Paul m'a proposé, l'air de rien, une collocation. En tout bien tout honneur, deux chambres séparées bien sûr. A l'en croire, ce serait plus économique qu'une chambre du crous pour lui ou qu'un studio pour moi (en bonne fille de riches, je pars du principe que je n'ai pas le droit aux chambres du crous et je n'ai pas songé une minute à en faire la demande). Mais si cela me tente de vivre avec lui, je ne crois pas que cela soit une bonne idée d'en venir à là si vite. Je sais qu'il ne me faudra pas deux jours pour aller dormir dans son lit, et je n'ai pas envie de précipiter les choses. Nous ne sommes même pas vraiment ensemble : c'est un très bon ami, mon meilleur ami probablement, qui me fait des baisers dans le cou à la dérobée. Car Paul est timide : jamais il n'oserait aller plus loin sans mon autorisation. Et moi, je n'ai pas envie de passer tout de suite à autre chose, je veux avoir l'impression que les années avec Aurélien ont au moins un peu compté pour un de nous deux.

Pour le moment, je consacre donc mes après-midi à la recherche d'un appartement pour Seccotine et moi. Une vingtaine de mètres carré. Meublé de préférence. Avec un grand lit si possible.

vendredi 3 août 2012

Mercredi, je suis rentrée chez mes parents. Pendant tout le trajet en train, d'épais nuages noirs s'amoncelaient dans le ciel. Quand je suis arrivée à la gare, l'orage a éclaté. Mon père n'a pas osé sortir de la voiture. Lorsque j'ai enfin pu m'y réfugier à mon tour, j'étais déjà trempée. Sur la route jusqu'au village, nous sommes restés silencieux : le bruit de la pluie mêlée de grêlons qui battait la carrosserie était bien assez assourdissant. A peine sortis de voiture, nous avons couru jusqu'à la maison. J'avais l'impression d'avoir amené l'apocalypse avec moi.

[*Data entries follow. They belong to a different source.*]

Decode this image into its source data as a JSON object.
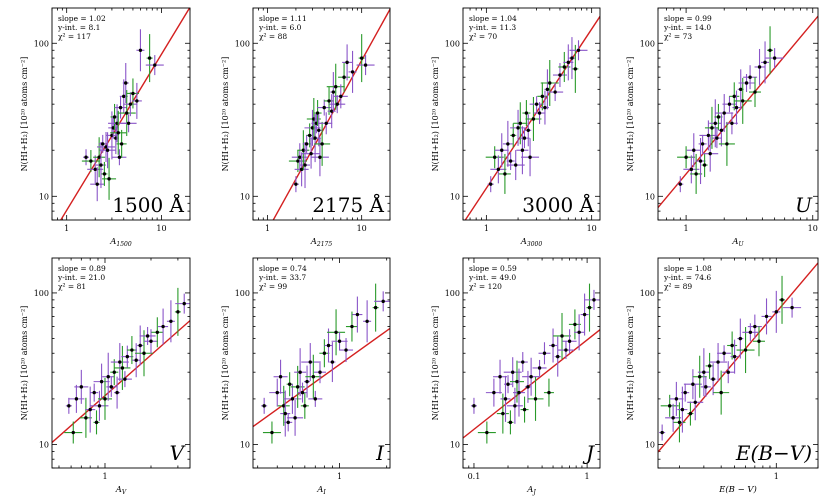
{
  "figure_description_unit_label": "N(HI+H₂) [10²⁰ atoms cm⁻²]",
  "chart_data": [
    {
      "type": "scatter",
      "id": "p1500",
      "band_label": "1500 Å",
      "xlabel_main": "A",
      "xlabel_sub": "1500",
      "ylabel": "N(HI+H₂) [10²⁰ atoms cm⁻²]",
      "xscale": "log",
      "yscale": "log",
      "xlim": [
        0.7,
        20
      ],
      "ylim": [
        7,
        170
      ],
      "xticks": [
        1,
        10
      ],
      "xtick_labels": [
        "1",
        "10"
      ],
      "yticks": [
        10,
        100
      ],
      "ytick_labels": [
        "10",
        "100"
      ],
      "fit": {
        "slope": 1.02,
        "intercept": 8.1,
        "chi2": 117
      },
      "stats_lines": [
        "slope = 1.02",
        "y-int. = 8.1",
        "χ² = 117"
      ],
      "points": [
        [
          1.6,
          18
        ],
        [
          1.8,
          17
        ],
        [
          2.0,
          15
        ],
        [
          2.1,
          12
        ],
        [
          2.2,
          18
        ],
        [
          2.3,
          16
        ],
        [
          2.4,
          22
        ],
        [
          2.5,
          14
        ],
        [
          2.6,
          21
        ],
        [
          2.7,
          20
        ],
        [
          2.8,
          13
        ],
        [
          3.0,
          25
        ],
        [
          3.1,
          28
        ],
        [
          3.2,
          33
        ],
        [
          3.3,
          24
        ],
        [
          3.4,
          30
        ],
        [
          3.5,
          26
        ],
        [
          3.6,
          18
        ],
        [
          3.7,
          38
        ],
        [
          3.8,
          22
        ],
        [
          4.0,
          45
        ],
        [
          4.2,
          55
        ],
        [
          4.3,
          35
        ],
        [
          4.5,
          30
        ],
        [
          4.7,
          40
        ],
        [
          5.0,
          47
        ],
        [
          5.5,
          42
        ],
        [
          6.0,
          90
        ],
        [
          7.5,
          80
        ],
        [
          8.5,
          72
        ]
      ]
    },
    {
      "type": "scatter",
      "id": "p2175",
      "band_label": "2175 Å",
      "xlabel_main": "A",
      "xlabel_sub": "2175",
      "ylabel": "N(HI+H₂) [10²⁰ atoms cm⁻²]",
      "xscale": "log",
      "yscale": "log",
      "xlim": [
        0.7,
        20
      ],
      "ylim": [
        7,
        170
      ],
      "xticks": [
        1,
        10
      ],
      "xtick_labels": [
        "1",
        "10"
      ],
      "yticks": [
        10,
        100
      ],
      "ytick_labels": [
        "10",
        "100"
      ],
      "fit": {
        "slope": 1.11,
        "intercept": 6.0,
        "chi2": 88
      },
      "stats_lines": [
        "slope = 1.11",
        "y-int. = 6.0",
        "χ² = 88"
      ],
      "points": [
        [
          2.0,
          12
        ],
        [
          2.1,
          17
        ],
        [
          2.2,
          18
        ],
        [
          2.3,
          15
        ],
        [
          2.4,
          20
        ],
        [
          2.5,
          16
        ],
        [
          2.6,
          22
        ],
        [
          2.8,
          25
        ],
        [
          2.9,
          19
        ],
        [
          3.0,
          28
        ],
        [
          3.1,
          32
        ],
        [
          3.2,
          24
        ],
        [
          3.3,
          30
        ],
        [
          3.4,
          35
        ],
        [
          3.5,
          27
        ],
        [
          3.6,
          18
        ],
        [
          3.8,
          22
        ],
        [
          4.0,
          38
        ],
        [
          4.2,
          30
        ],
        [
          4.5,
          42
        ],
        [
          4.8,
          36
        ],
        [
          5.0,
          48
        ],
        [
          5.3,
          52
        ],
        [
          5.5,
          40
        ],
        [
          6.0,
          45
        ],
        [
          6.5,
          60
        ],
        [
          7.0,
          75
        ],
        [
          8.0,
          65
        ],
        [
          10.0,
          80
        ],
        [
          11.0,
          72
        ]
      ]
    },
    {
      "type": "scatter",
      "id": "p3000",
      "band_label": "3000 Å",
      "xlabel_main": "A",
      "xlabel_sub": "3000",
      "ylabel": "N(HI+H₂) [10²⁰ atoms cm⁻²]",
      "xscale": "log",
      "yscale": "log",
      "xlim": [
        0.6,
        12
      ],
      "ylim": [
        7,
        170
      ],
      "xticks": [
        1,
        10
      ],
      "xtick_labels": [
        "1",
        "10"
      ],
      "yticks": [
        10,
        100
      ],
      "ytick_labels": [
        "10",
        "100"
      ],
      "fit": {
        "slope": 1.04,
        "intercept": 11.3,
        "chi2": 70
      },
      "stats_lines": [
        "slope = 1.04",
        "y-int. = 11.3",
        "χ² = 70"
      ],
      "points": [
        [
          1.1,
          12
        ],
        [
          1.2,
          18
        ],
        [
          1.3,
          15
        ],
        [
          1.4,
          20
        ],
        [
          1.5,
          14
        ],
        [
          1.6,
          22
        ],
        [
          1.7,
          17
        ],
        [
          1.8,
          25
        ],
        [
          1.9,
          16
        ],
        [
          2.0,
          28
        ],
        [
          2.1,
          30
        ],
        [
          2.2,
          20
        ],
        [
          2.3,
          24
        ],
        [
          2.4,
          35
        ],
        [
          2.5,
          27
        ],
        [
          2.6,
          18
        ],
        [
          2.8,
          32
        ],
        [
          3.0,
          40
        ],
        [
          3.2,
          35
        ],
        [
          3.4,
          45
        ],
        [
          3.6,
          38
        ],
        [
          3.8,
          50
        ],
        [
          4.0,
          55
        ],
        [
          4.5,
          48
        ],
        [
          5.0,
          62
        ],
        [
          5.5,
          70
        ],
        [
          6.0,
          75
        ],
        [
          6.5,
          80
        ],
        [
          7.0,
          68
        ],
        [
          7.5,
          90
        ]
      ]
    },
    {
      "type": "scatter",
      "id": "pU",
      "band_label": "U",
      "xlabel_main": "A",
      "xlabel_sub": "U",
      "ylabel": "N(HI+H₂) [10²⁰ atoms cm⁻²]",
      "xscale": "log",
      "yscale": "log",
      "xlim": [
        0.6,
        11
      ],
      "ylim": [
        7,
        170
      ],
      "xticks": [
        1,
        10
      ],
      "xtick_labels": [
        "1",
        "10"
      ],
      "yticks": [
        10,
        100
      ],
      "ytick_labels": [
        "10",
        "100"
      ],
      "fit": {
        "slope": 0.99,
        "intercept": 14.0,
        "chi2": 73
      },
      "stats_lines": [
        "slope = 0.99",
        "y-int. = 14.0",
        "χ² = 73"
      ],
      "points": [
        [
          0.9,
          12
        ],
        [
          1.0,
          18
        ],
        [
          1.1,
          15
        ],
        [
          1.15,
          20
        ],
        [
          1.2,
          14
        ],
        [
          1.3,
          17
        ],
        [
          1.35,
          22
        ],
        [
          1.4,
          16
        ],
        [
          1.5,
          25
        ],
        [
          1.55,
          19
        ],
        [
          1.6,
          28
        ],
        [
          1.7,
          30
        ],
        [
          1.75,
          24
        ],
        [
          1.8,
          33
        ],
        [
          1.9,
          27
        ],
        [
          2.0,
          35
        ],
        [
          2.1,
          22
        ],
        [
          2.2,
          40
        ],
        [
          2.3,
          30
        ],
        [
          2.4,
          45
        ],
        [
          2.5,
          38
        ],
        [
          2.7,
          50
        ],
        [
          2.8,
          42
        ],
        [
          3.0,
          55
        ],
        [
          3.2,
          60
        ],
        [
          3.5,
          48
        ],
        [
          3.8,
          70
        ],
        [
          4.2,
          75
        ],
        [
          4.6,
          90
        ],
        [
          5.0,
          80
        ]
      ]
    },
    {
      "type": "scatter",
      "id": "pV",
      "band_label": "V",
      "xlabel_main": "A",
      "xlabel_sub": "V",
      "ylabel": "N(HI+H₂) [10²⁰ atoms cm⁻²]",
      "xscale": "log",
      "yscale": "log",
      "xlim": [
        0.45,
        3.6
      ],
      "ylim": [
        7,
        170
      ],
      "xticks": [
        1
      ],
      "xtick_labels": [
        "1"
      ],
      "yticks": [
        10,
        100
      ],
      "ytick_labels": [
        "10",
        "100"
      ],
      "fit": {
        "slope": 0.89,
        "intercept": 21.0,
        "chi2": 81
      },
      "stats_lines": [
        "slope = 0.89",
        "y-int. = 21.0",
        "χ² = 81"
      ],
      "points": [
        [
          0.58,
          18
        ],
        [
          0.62,
          12
        ],
        [
          0.65,
          20
        ],
        [
          0.7,
          24
        ],
        [
          0.75,
          15
        ],
        [
          0.8,
          17
        ],
        [
          0.85,
          22
        ],
        [
          0.88,
          14
        ],
        [
          0.92,
          18
        ],
        [
          0.95,
          26
        ],
        [
          1.0,
          20
        ],
        [
          1.05,
          28
        ],
        [
          1.1,
          24
        ],
        [
          1.15,
          30
        ],
        [
          1.2,
          22
        ],
        [
          1.25,
          35
        ],
        [
          1.3,
          32
        ],
        [
          1.35,
          27
        ],
        [
          1.4,
          38
        ],
        [
          1.5,
          42
        ],
        [
          1.6,
          36
        ],
        [
          1.7,
          45
        ],
        [
          1.8,
          40
        ],
        [
          1.9,
          52
        ],
        [
          2.0,
          48
        ],
        [
          2.2,
          55
        ],
        [
          2.4,
          60
        ],
        [
          2.7,
          65
        ],
        [
          3.0,
          75
        ],
        [
          3.3,
          85
        ]
      ]
    },
    {
      "type": "scatter",
      "id": "pI",
      "band_label": "I",
      "xlabel_main": "A",
      "xlabel_sub": "I",
      "ylabel": "N(HI+H₂) [10²⁰ atoms cm⁻²]",
      "xscale": "log",
      "yscale": "log",
      "xlim": [
        0.28,
        2.1
      ],
      "ylim": [
        7,
        170
      ],
      "xticks": [
        1
      ],
      "xtick_labels": [
        "1"
      ],
      "yticks": [
        10,
        100
      ],
      "ytick_labels": [
        "10",
        "100"
      ],
      "fit": {
        "slope": 0.74,
        "intercept": 33.7,
        "chi2": 99
      },
      "stats_lines": [
        "slope = 0.74",
        "y-int. = 33.7",
        "χ² = 99"
      ],
      "points": [
        [
          0.33,
          18
        ],
        [
          0.37,
          12
        ],
        [
          0.4,
          22
        ],
        [
          0.42,
          28
        ],
        [
          0.44,
          18
        ],
        [
          0.45,
          16
        ],
        [
          0.47,
          14
        ],
        [
          0.48,
          25
        ],
        [
          0.5,
          20
        ],
        [
          0.52,
          15
        ],
        [
          0.54,
          24
        ],
        [
          0.56,
          30
        ],
        [
          0.58,
          22
        ],
        [
          0.6,
          18
        ],
        [
          0.62,
          26
        ],
        [
          0.65,
          35
        ],
        [
          0.68,
          28
        ],
        [
          0.7,
          20
        ],
        [
          0.75,
          30
        ],
        [
          0.8,
          40
        ],
        [
          0.85,
          45
        ],
        [
          0.9,
          35
        ],
        [
          0.95,
          55
        ],
        [
          1.0,
          48
        ],
        [
          1.1,
          42
        ],
        [
          1.2,
          60
        ],
        [
          1.3,
          72
        ],
        [
          1.5,
          65
        ],
        [
          1.7,
          80
        ],
        [
          1.9,
          88
        ]
      ]
    },
    {
      "type": "scatter",
      "id": "pJ",
      "band_label": "J",
      "xlabel_main": "A",
      "xlabel_sub": "J",
      "ylabel": "N(HI+H₂) [10²⁰ atoms cm⁻²]",
      "xscale": "log",
      "yscale": "log",
      "xlim": [
        0.08,
        1.3
      ],
      "ylim": [
        7,
        170
      ],
      "xticks": [
        0.1,
        1
      ],
      "xtick_labels": [
        "0.1",
        "1"
      ],
      "yticks": [
        10,
        100
      ],
      "ytick_labels": [
        "10",
        "100"
      ],
      "fit": {
        "slope": 0.59,
        "intercept": 49.0,
        "chi2": 120
      },
      "stats_lines": [
        "slope = 0.59",
        "y-int. = 49.0",
        "χ² = 120"
      ],
      "points": [
        [
          0.1,
          18
        ],
        [
          0.13,
          12
        ],
        [
          0.15,
          22
        ],
        [
          0.17,
          28
        ],
        [
          0.18,
          16
        ],
        [
          0.19,
          20
        ],
        [
          0.2,
          25
        ],
        [
          0.21,
          14
        ],
        [
          0.22,
          30
        ],
        [
          0.23,
          18
        ],
        [
          0.24,
          26
        ],
        [
          0.25,
          22
        ],
        [
          0.27,
          35
        ],
        [
          0.28,
          17
        ],
        [
          0.3,
          24
        ],
        [
          0.32,
          28
        ],
        [
          0.35,
          20
        ],
        [
          0.38,
          32
        ],
        [
          0.42,
          40
        ],
        [
          0.46,
          22
        ],
        [
          0.5,
          45
        ],
        [
          0.55,
          38
        ],
        [
          0.6,
          52
        ],
        [
          0.65,
          42
        ],
        [
          0.7,
          48
        ],
        [
          0.78,
          62
        ],
        [
          0.85,
          55
        ],
        [
          0.95,
          72
        ],
        [
          1.05,
          80
        ],
        [
          1.15,
          90
        ]
      ]
    },
    {
      "type": "scatter",
      "id": "pEBV",
      "band_label": "E(B−V)",
      "xlabel_main": "E(B − V)",
      "xlabel_sub": "",
      "ylabel": "N(HI+H₂) [10²⁰ atoms cm⁻²]",
      "xscale": "log",
      "yscale": "log",
      "xlim": [
        0.14,
        2.0
      ],
      "ylim": [
        7,
        170
      ],
      "xticks": [
        1
      ],
      "xtick_labels": [
        "1"
      ],
      "yticks": [
        10,
        100
      ],
      "ytick_labels": [
        "10",
        "100"
      ],
      "fit": {
        "slope": 1.08,
        "intercept": 74.6,
        "chi2": 89
      },
      "stats_lines": [
        "slope = 1.08",
        "y-int. = 74.6",
        "χ² = 89"
      ],
      "points": [
        [
          0.15,
          12
        ],
        [
          0.17,
          18
        ],
        [
          0.18,
          15
        ],
        [
          0.19,
          20
        ],
        [
          0.2,
          14
        ],
        [
          0.21,
          17
        ],
        [
          0.22,
          22
        ],
        [
          0.24,
          16
        ],
        [
          0.25,
          25
        ],
        [
          0.26,
          19
        ],
        [
          0.28,
          28
        ],
        [
          0.3,
          30
        ],
        [
          0.31,
          24
        ],
        [
          0.33,
          33
        ],
        [
          0.35,
          27
        ],
        [
          0.38,
          35
        ],
        [
          0.4,
          22
        ],
        [
          0.42,
          40
        ],
        [
          0.45,
          30
        ],
        [
          0.48,
          45
        ],
        [
          0.5,
          38
        ],
        [
          0.55,
          50
        ],
        [
          0.6,
          42
        ],
        [
          0.65,
          55
        ],
        [
          0.7,
          60
        ],
        [
          0.75,
          48
        ],
        [
          0.85,
          70
        ],
        [
          1.0,
          75
        ],
        [
          1.1,
          90
        ],
        [
          1.3,
          80
        ]
      ]
    }
  ]
}
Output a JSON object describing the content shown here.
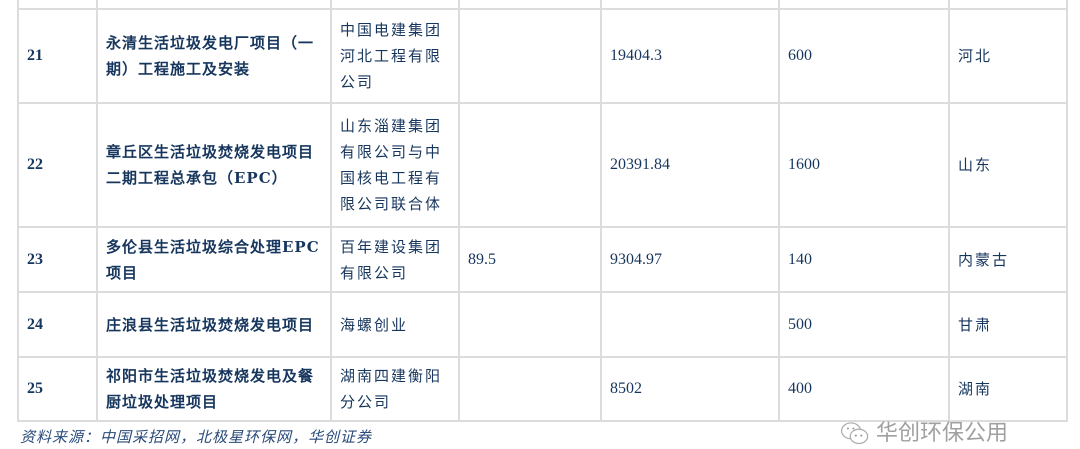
{
  "rows": [
    {
      "no": "21",
      "project": "永清生活垃圾发电厂项目（一期）工程施工及安装",
      "company": "中国电建集团河北工程有限公司",
      "col4": "",
      "amount": "19404.3",
      "capacity": "600",
      "province": "河北"
    },
    {
      "no": "22",
      "project": "章丘区生活垃圾焚烧发电项目二期工程总承包（EPC）",
      "company": "山东淄建集团有限公司与中国核电工程有限公司联合体",
      "col4": "",
      "amount": "20391.84",
      "capacity": "1600",
      "province": "山东"
    },
    {
      "no": "23",
      "project": "多伦县生活垃圾综合处理EPC 项目",
      "company": "百年建设集团有限公司",
      "col4": "89.5",
      "amount": "9304.97",
      "capacity": "140",
      "province": "内蒙古"
    },
    {
      "no": "24",
      "project": "庄浪县生活垃圾焚烧发电项目",
      "company": "海螺创业",
      "col4": "",
      "amount": "",
      "capacity": "500",
      "province": "甘肃"
    },
    {
      "no": "25",
      "project": "祁阳市生活垃圾焚烧发电及餐厨垃圾处理项目",
      "company": "湖南四建衡阳分公司",
      "col4": "",
      "amount": "8502",
      "capacity": "400",
      "province": "湖南"
    }
  ],
  "source": "资料来源：中国采招网，北极星环保网，华创证券",
  "watermark": "华创环保公用"
}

Presque un mois s'est écoulé depuis la fin des cours, et je n'étais encore jamais rentrée. J'avais peur de la réaction de mes parents, après ce qu'il s'est passé avec Aurélien. Ils l'aimaient beaucoup, comme le fils qu'ils n'avaient pas eu peut-être, et je ne me sentais pas en droit de leur enlever. J'étais honteuse de revenir seule, moi, la petite rouquine dénuée d'intérêt, de prétendre que j'étais leur véritable fille et que le beau jeune homme solaire qu'ils avaient connu n'était qu'un imposteur. C'était au-dessus de mes forces.

Et puis ma mère m'a envoyé un message :

"Tu as prévu de rentrer à la maison un jour ? Papa est en vacances ces deux semaines, il peut aller te chercher à la gare, si tu veux."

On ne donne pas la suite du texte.